Although he still wondered if a blaster was hidden in this room, Deuce decided it was time to speak, and it should be conciliatory. “I’m sorry.”
Her glare shot to him before locking on Zeke. “You weren’t supposed to tell it!”
“I presume he didn’t,” Deuce continued. “I’ve no idea what you’re talking about. I do know I’ve instigated anguish for many people, so I assume I’ve committed some form of distress to you.”
This time her glare stayed locked on him. “How dare you speak to me like that? After all the times I’ve thought about this moment, about telling you who my dad was … just before you die. But that’s not the way it’s going to work, is it?” She frowned at Zeke. “Sort through the files if you must. Grandpa will deal with you when he gets here.”

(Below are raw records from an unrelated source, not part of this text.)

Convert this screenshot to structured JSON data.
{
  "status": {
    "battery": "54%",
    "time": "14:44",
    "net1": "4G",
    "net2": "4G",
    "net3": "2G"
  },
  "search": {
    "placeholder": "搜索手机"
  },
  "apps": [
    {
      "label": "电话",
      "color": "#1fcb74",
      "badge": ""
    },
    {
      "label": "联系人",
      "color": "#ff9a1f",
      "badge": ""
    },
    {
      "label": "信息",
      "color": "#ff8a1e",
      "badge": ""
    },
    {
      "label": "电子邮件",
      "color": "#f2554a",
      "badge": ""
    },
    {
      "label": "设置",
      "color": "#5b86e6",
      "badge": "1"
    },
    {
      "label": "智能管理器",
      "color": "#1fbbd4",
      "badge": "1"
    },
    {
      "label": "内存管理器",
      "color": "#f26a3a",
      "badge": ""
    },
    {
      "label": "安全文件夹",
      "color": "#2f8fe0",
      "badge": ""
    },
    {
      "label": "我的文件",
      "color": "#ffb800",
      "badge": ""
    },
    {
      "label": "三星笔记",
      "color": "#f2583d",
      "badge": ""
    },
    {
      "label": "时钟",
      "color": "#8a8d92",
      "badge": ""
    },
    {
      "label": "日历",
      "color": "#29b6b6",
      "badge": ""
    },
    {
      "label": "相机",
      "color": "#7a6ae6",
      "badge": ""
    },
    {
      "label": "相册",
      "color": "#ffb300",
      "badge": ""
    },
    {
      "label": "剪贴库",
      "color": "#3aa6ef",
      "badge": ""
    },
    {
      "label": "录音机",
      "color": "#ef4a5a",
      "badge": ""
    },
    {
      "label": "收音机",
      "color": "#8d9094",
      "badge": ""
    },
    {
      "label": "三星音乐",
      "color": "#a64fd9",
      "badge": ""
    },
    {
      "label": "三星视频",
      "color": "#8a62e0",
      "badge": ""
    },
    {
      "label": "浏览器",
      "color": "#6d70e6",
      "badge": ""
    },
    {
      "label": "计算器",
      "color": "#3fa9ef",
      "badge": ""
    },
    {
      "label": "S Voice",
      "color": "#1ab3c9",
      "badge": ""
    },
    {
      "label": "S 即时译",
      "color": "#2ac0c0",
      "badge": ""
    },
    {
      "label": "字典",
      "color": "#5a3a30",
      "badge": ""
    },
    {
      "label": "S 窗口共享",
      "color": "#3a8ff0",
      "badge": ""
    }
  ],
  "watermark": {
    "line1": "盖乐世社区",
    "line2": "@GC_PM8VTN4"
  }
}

She swept out from the room. Zeke sighed as Deuce regarded him.
“Sorry how that introduction worked out, but Ita won’t get the anger out of her system unless she confronts it first.”
Deuce studied his companion as he decided to confirm if he’d added all the clues correctly. “She’s Oswald Taggart’s granddaughter?”
“And I killed her father?”
Zeke pressed his lips together. “Yes … it was you personally.”
“And is her father Oswald Taggart’s son?”
Zeke drew a deep breath before replying. “Yes.”
Deuce was out of clues. “So what was this meeting supposed to accomplish?”
“Our … alternative to annihilation … is Oswald’s brainchild. But he’s getting on in years and Ita is overseeing the project now. You can’t help them unless she agrees to it.”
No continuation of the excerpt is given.